Artur Dieckhoff

13. Mai 1948 – 21. November 2020

Im aktuellen Büchergilde artclub ist das neueste Buch von Artur Dieckhoff erschienen, ein echter Dieckhoff, schon vom Titel: „Her-zeigen, Herz-eigen“. Er hat noch das fertig gebundene Buch mit erhobenem Daumen für gut befinden können, signieren konnte er es schon nicht mehr. Es ist furchtbar. In Nachrufen kommt der Begriff „unersetzlicher Verlust“ oft als Plattitüde daher, auf kaum jemandes Tod trifft das aber so sehr zu wie auf den von Artur Dieckhoff. Mit nur 72 Jahren. Scheiß-Krebs.

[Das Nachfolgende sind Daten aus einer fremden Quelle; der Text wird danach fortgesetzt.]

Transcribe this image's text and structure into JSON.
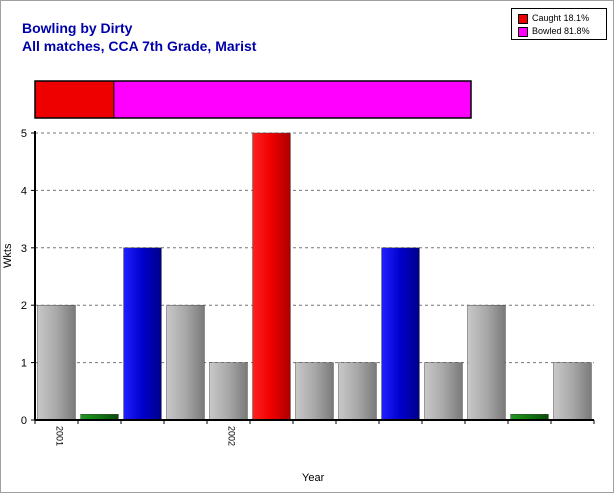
{
  "chart_data": {
    "type": "bar",
    "title": "Bowling by Dirty",
    "subtitle": "All matches, CCA 7th Grade, Marist",
    "xlabel": "Year",
    "ylabel": "Wkts",
    "ylim": [
      0,
      5
    ],
    "yticks": [
      "0",
      "1",
      "2",
      "3",
      "4",
      "5"
    ],
    "grid": true,
    "x_tick_labels": [
      {
        "index": 0,
        "label": "2001"
      },
      {
        "index": 4,
        "label": "2002"
      }
    ],
    "values": [
      2,
      0.1,
      3,
      2,
      1,
      5,
      1,
      1,
      3,
      1,
      2,
      0.1,
      1
    ],
    "bar_colors": [
      "#a8a8a8",
      "#117711",
      "#0000cc",
      "#a8a8a8",
      "#a8a8a8",
      "#ee0000",
      "#a8a8a8",
      "#a8a8a8",
      "#0000cc",
      "#a8a8a8",
      "#a8a8a8",
      "#117711",
      "#a8a8a8"
    ],
    "legend": {
      "placement": "top-right",
      "items": [
        {
          "label": "Caught",
          "value": "18.1%",
          "color": "#ee0000"
        },
        {
          "label": "Bowled",
          "value": "81.8%",
          "color": "#ff00ff"
        }
      ]
    },
    "proportion_bar": [
      {
        "label": "Caught",
        "fraction": 0.181,
        "color": "#ee0000"
      },
      {
        "label": "Bowled",
        "fraction": 0.818,
        "color": "#ff00ff"
      }
    ]
  }
}
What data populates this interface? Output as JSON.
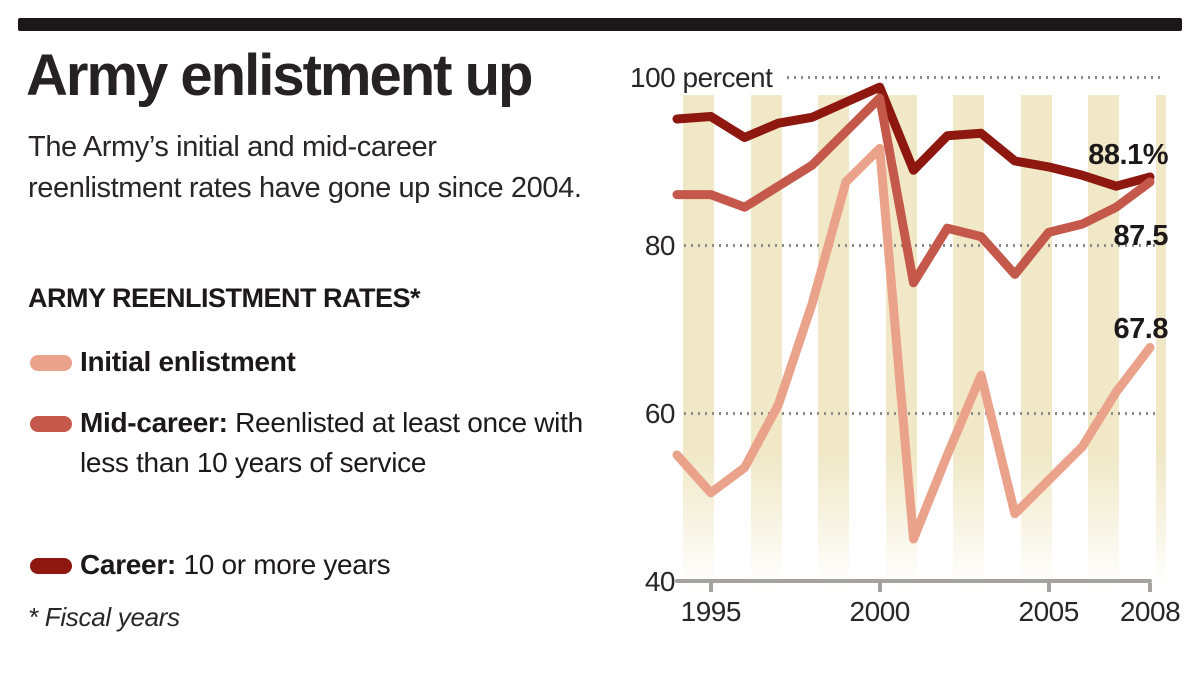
{
  "header": {
    "title": "Army enlistment up",
    "intro": "The Army’s initial and mid-career reenlistment rates have gone up since 2004."
  },
  "legend": {
    "heading": "ARMY REENLISTMENT RATES*",
    "items": [
      {
        "key": "initial",
        "label_bold": "Initial enlistment",
        "label_rest": "",
        "color": "#eba28b"
      },
      {
        "key": "mid",
        "label_bold": "Mid-career:",
        "label_rest": " Reenlisted at least once with less than 10 years of service",
        "color": "#c4584a"
      },
      {
        "key": "career",
        "label_bold": "Career:",
        "label_rest": " 10 or more years",
        "color": "#8e1710"
      }
    ]
  },
  "footnote": "* Fiscal years",
  "chart_data": {
    "type": "line",
    "x": [
      1994,
      1995,
      1996,
      1997,
      1998,
      1999,
      2000,
      2001,
      2002,
      2003,
      2004,
      2005,
      2006,
      2007,
      2008
    ],
    "series": [
      {
        "name": "Initial enlistment",
        "color": "#eba28b",
        "end_label": "67.8",
        "values": [
          55,
          50.5,
          53.5,
          61,
          73,
          87.5,
          91.5,
          45,
          55,
          64.5,
          48,
          52,
          56,
          62.5,
          67.8
        ]
      },
      {
        "name": "Mid-career",
        "color": "#c4584a",
        "end_label": "87.5",
        "values": [
          86,
          86,
          84.5,
          87,
          89.5,
          93.5,
          97.5,
          75.5,
          82,
          81,
          76.5,
          81.5,
          82.5,
          84.5,
          87.5
        ]
      },
      {
        "name": "Career",
        "color": "#8e1710",
        "end_label": "88.1%",
        "values": [
          95,
          95.3,
          92.8,
          94.5,
          95.2,
          97,
          98.8,
          88.9,
          93,
          93.3,
          90,
          89.3,
          88.3,
          87,
          88.1
        ]
      }
    ],
    "yticks": [
      {
        "value": 100,
        "label": "100 percent"
      },
      {
        "value": 80,
        "label": "80"
      },
      {
        "value": 60,
        "label": "60"
      },
      {
        "value": 40,
        "label": "40"
      }
    ],
    "grid_values": [
      100,
      80,
      60
    ],
    "xticks": [
      {
        "year": 1995,
        "label": "1995"
      },
      {
        "year": 2000,
        "label": "2000"
      },
      {
        "year": 2005,
        "label": "2005"
      },
      {
        "year": 2008,
        "label": "2008"
      }
    ],
    "stripe_years": [
      1994,
      1996,
      1998,
      2000,
      2002,
      2004,
      2006,
      2008
    ],
    "stripe_color": "#f0e8c6",
    "ylim": [
      40,
      100
    ],
    "xlim": [
      1994,
      2008
    ],
    "legend_position": "left-column",
    "grid": "horizontal dotted"
  }
}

Ohne Verlaub...

Typen wie ihn wird es nicht mehr geben, weil es diese Nachkriegszeit (Gott sei Dank) nicht mehr gibt, in der der Junge aus Schalke, Messdiener und Chorsänger, den Beruf des Schriftsetzers lernte. Und Zehnkämpfer war. Seinen „Meister machte“.

Dann Kunststudium an den Hochschulen in Wuppertal und Hamburg. Wo er 1984 mit Klaus Raasch die Druckwerkstatt „Schwarze Kunst“ gründete und anonyme Plakate druckte, um sie an Häuserwände zu kleben: „Du fragst mich, was soll ich tun? Und ich sage: Lebe wild und gefährlich, Artur“. Ein Berliner Postkartenverleger übernahm den Spruch, kombinierte ihn mit dem Foto eines illustren Jungen und beförderte Arturs Lebensmaxime zehntausendfach ins Land.

Artur verlegte ein Buch mit Joseph Beuys, arbeitete mit Candia Höfer und Sarah Wiener, gewann jedes Herz, schuf den ersten Holzschnitt-Trickfilm der Welt. Liebte die Erotik und den Farbholzschnitt, am besten beides kombiniert. Und hatte immer, immer, immer ein neues Buchprojekt im Köcher. Dass er fehlt – das ist ein viel zu schwacher Ausdruck für den Krater, den sein Weggang reißt.